Ne le criez pas sous les toits (Jacques Daniel-Norman, 1943)

L’assistant d’un chimiste décédé est poursuivi par divers personnages qui croient qu’il possède la formule d’un super carburant.

Avec cette fernandellânerie, Jacques Daniel-Norman est loin du niveau qu’il atteindra avec ses comédies policières suivantes, tel 120 rue de la gare, Monsieur Grégoire s’évade ou même L’aventure est au coin de la rue. Mais il faut dire qu’ici, il n’est pas crédité au scénario alors qu’il a écrit ces trois bons films.

L’aventure est au coin de la rue (Jacques Daniel-Norman, 1944)

Un célibataire qui s’ennuie se retrouve embarqué dans une étrange aventure après qu’un pickpocket a tenté de lui voler son portefeuille.

Cette brillante comédie policière s’essouffle dans sa seconde partie car il est difficile de prendre au sérieux une intrigue policière après la présentation ironique de son simulacre. L’aventure est au coin de la rue préfigure en effet The game de David Fincher. Comme dans le film suivant de Jacques Daniel-Norman, 120 rue de la gare (probablement son chef d’oeuvre), le mélange (plus que l’alternance) des tons occasionne des effets étonnants et la fantaisie est remarquablement emballée: découpage digne d’une comédie américaine de par sa vivacité, rapidité vacharde des dialogues, élégant détachement de Raymond Rouleau et jolie photo de Claude Renoir.

120, rue de la gare (Jacques Daniel-Norman, 1946)

Après le meurtre de son ancien élève, Nestor « Dynamite » Burma enquête sur une sale affaire…

La première adaptation cinématographique de Nestor Burma fut et demeure une très plaisante réussite. Cette réussite tient essentiellement à la singularité du ton employé par le réalisateur et adaptateur, Jacques Daniel-Norman. En effet, la légèreté de touche va de pair avec la vigueur policière. Les auteurs parviennent à moquer la vanité du héros sans décrédibiliser son enquête. Le début, alors que le spectateur ne sait pas sur quel pied on veut le faire danser, est d’ailleurs assez malaisant. Toutefois, la vitalité du personnage séduit rapidement et excuse son comportement hâbleur dans l’esprit du public. René Dary est ainsi une sorte de cousin parigot du Errol Flynn de Walsh.

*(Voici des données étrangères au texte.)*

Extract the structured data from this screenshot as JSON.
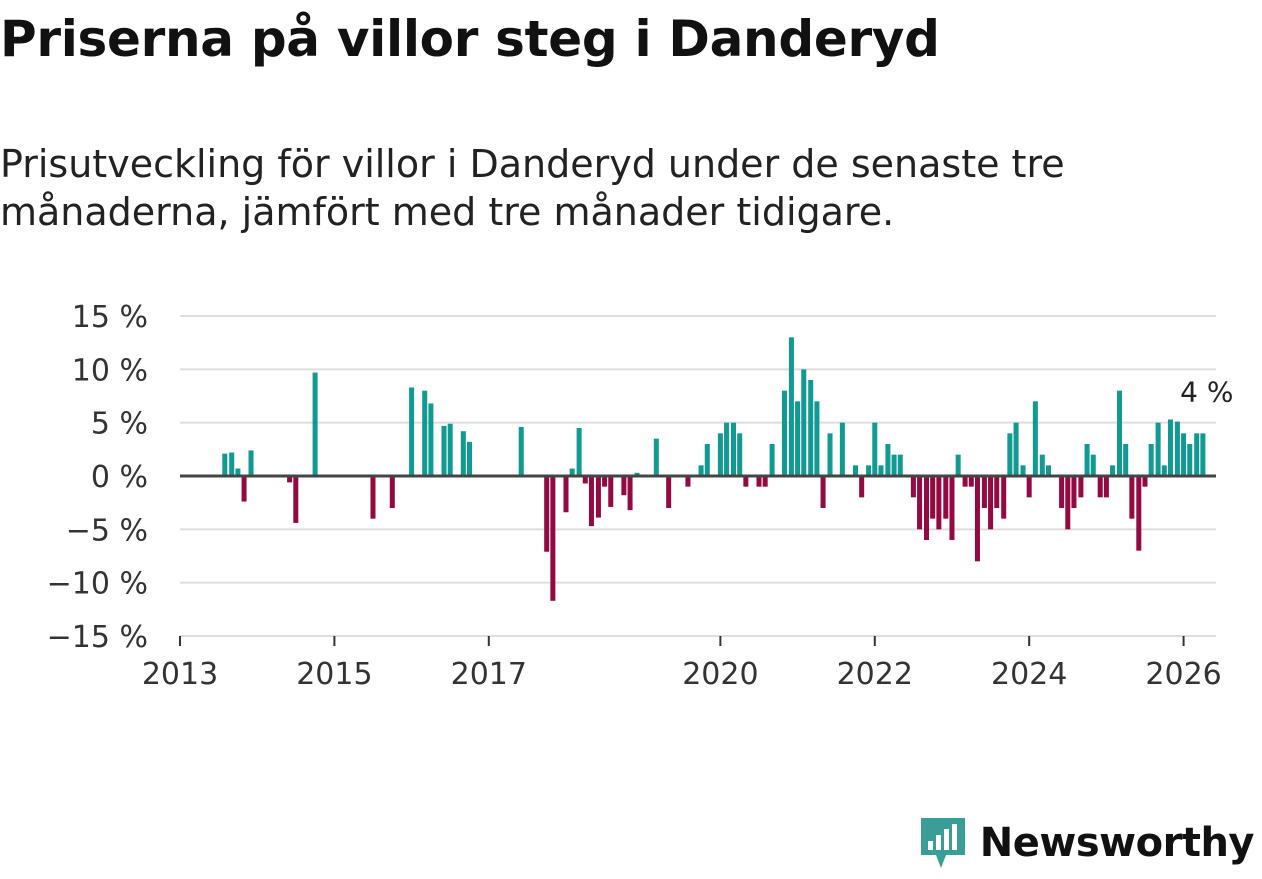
{
  "title": "Priserna på villor steg i Danderyd",
  "subtitle": "Prisutveckling för villor i Danderyd under de senaste tre månaderna, jämfört med tre månader tidigare.",
  "brand": {
    "name": "Newsworthy",
    "icon": "newsworthy-logo-icon",
    "color": "#3a9e96"
  },
  "colors": {
    "positive": "#109a91",
    "negative": "#930a43",
    "zero_line": "#444444",
    "grid": "#dddddd"
  },
  "chart_data": {
    "type": "bar",
    "title": "Priserna på villor steg i Danderyd",
    "xlabel": "",
    "ylabel": "",
    "x_range": [
      2013.0,
      2026.42
    ],
    "ylim": [
      -15,
      15
    ],
    "y_ticks": [
      -15,
      -10,
      -5,
      0,
      5,
      10,
      15
    ],
    "y_tick_labels": [
      "−15 %",
      "−10 %",
      "−5 %",
      "0 %",
      "5 %",
      "10 %",
      "15 %"
    ],
    "x_ticks": [
      2013,
      2015,
      2017,
      2020,
      2022,
      2024,
      2026
    ],
    "x_tick_labels": [
      "2013",
      "2015",
      "2017",
      "2020",
      "2022",
      "2024",
      "2026"
    ],
    "grid": true,
    "annotation": {
      "text": "4 %",
      "x": 2026.12,
      "y": 4
    },
    "series": [
      {
        "name": "Prisutveckling",
        "unit": "%",
        "x": [
          2013.58,
          2013.67,
          2013.75,
          2013.83,
          2013.92,
          2014.42,
          2014.5,
          2014.75,
          2015.5,
          2015.75,
          2016.0,
          2016.17,
          2016.25,
          2016.42,
          2016.5,
          2016.67,
          2016.75,
          2017.42,
          2017.75,
          2017.83,
          2018.0,
          2018.08,
          2018.17,
          2018.25,
          2018.33,
          2018.42,
          2018.5,
          2018.58,
          2018.75,
          2018.83,
          2018.92,
          2019.17,
          2019.33,
          2019.58,
          2019.75,
          2019.83,
          2020.0,
          2020.08,
          2020.17,
          2020.25,
          2020.33,
          2020.5,
          2020.58,
          2020.67,
          2020.83,
          2020.92,
          2021.0,
          2021.08,
          2021.17,
          2021.25,
          2021.33,
          2021.42,
          2021.58,
          2021.75,
          2021.83,
          2021.92,
          2022.0,
          2022.08,
          2022.17,
          2022.25,
          2022.33,
          2022.5,
          2022.58,
          2022.67,
          2022.75,
          2022.83,
          2022.92,
          2023.0,
          2023.08,
          2023.17,
          2023.25,
          2023.33,
          2023.42,
          2023.5,
          2023.58,
          2023.67,
          2023.75,
          2023.83,
          2023.92,
          2024.0,
          2024.08,
          2024.17,
          2024.25,
          2024.42,
          2024.5,
          2024.58,
          2024.67,
          2024.75,
          2024.83,
          2024.92,
          2025.0,
          2025.08,
          2025.17,
          2025.25,
          2025.33,
          2025.42,
          2025.5,
          2025.58,
          2025.67,
          2025.75,
          2025.83,
          2025.92,
          2026.0,
          2026.08,
          2026.17,
          2026.25
        ],
        "values": [
          2.1,
          2.2,
          0.7,
          -2.4,
          2.4,
          -0.6,
          -4.4,
          9.7,
          -4.0,
          -3.0,
          8.3,
          8.0,
          6.8,
          4.7,
          4.9,
          4.2,
          3.2,
          4.6,
          -7.1,
          -11.7,
          -3.4,
          0.7,
          4.5,
          -0.7,
          -4.7,
          -3.9,
          -1.0,
          -2.9,
          -1.8,
          -3.2,
          0.3,
          3.5,
          -3.0,
          -1.0,
          1.0,
          3.0,
          4.0,
          5.0,
          5.0,
          4.0,
          -1.0,
          -1.0,
          -1.0,
          3.0,
          8.0,
          13.0,
          7.0,
          10.0,
          9.0,
          7.0,
          -3.0,
          4.0,
          5.0,
          1.0,
          -2.0,
          1.0,
          5.0,
          1.0,
          3.0,
          2.0,
          2.0,
          -2.0,
          -5.0,
          -6.0,
          -4.0,
          -5.0,
          -4.0,
          -6.0,
          2.0,
          -1.0,
          -1.0,
          -8.0,
          -3.0,
          -5.0,
          -3.0,
          -4.0,
          4.0,
          5.0,
          1.0,
          -2.0,
          7.0,
          2.0,
          1.0,
          -3.0,
          -5.0,
          -3.0,
          -2.0,
          3.0,
          2.0,
          -2.0,
          -2.0,
          1.0,
          8.0,
          3.0,
          -4.0,
          -7.0,
          -1.0,
          3.0,
          5.0,
          1.0,
          5.3,
          5.1,
          4.0,
          3.0,
          4.0,
          4.0
        ]
      }
    ]
  }
}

Une belle galerie de seconds rôles étoffe le récit, en tête desquels Jean Tielment en judoka des Batignolles, le trop rare Albert Dinan en sympathique truand montmartrois et la jeune Sophie Desmarets en secrétaire impétueuse dont les vifs échanges avec son patron dénotent une influence bien digérée de la comédie américaine. D’une façon générale, les dialogues excellent, tant dans leur écriture -un argot sans concession qui préfigure Simonin et Audiard- que dans le rythme étourdissant avec lequel ils sont débités. Merveille de pétulance, 120, rue de la gare est bien un des joyaux méconnus du polar à la Française.

Monsieur Grégoire s’évade (Jacques Daniel-Norman, 1946)

Parce qu’il a gagné un concours de mots-croisés, un comptable est poursuivi par des malfrats qui le confondent avec un des leurs…

Ecrit et réalisé par Jacques Daniel-Norman, Monsieur Grégoire s’évade est une savoureuse comédie policière où l’équilibre entre drôlerie et mystère est finement tenu. Une plaisante galerie de seconds rôles entoure la belle Yvette Lebon, la fascinante crapule Jules Berry et Bernard Blier dans le rôle éponyme. Cette incarnation parfaite de la banalité s’insère idéalement dans le réalisme quotidien du début qui anticipe les films parisiens de Becker. Dans la suite du film, il faut reconnaître que l’attrait de son personnage pour le milieu n’est guère rendu sensible, la mise en scène peinant à se coltiner les invraisemblances psychologiques de l’astucieux scénario. Daniel-Norman filme avec des mouvements d’appareil alertes qui accentuent la charmante vivacité de l’ensemble. Ce n’est certes pas Toute la ville en parle mais c’est franchement pas mal.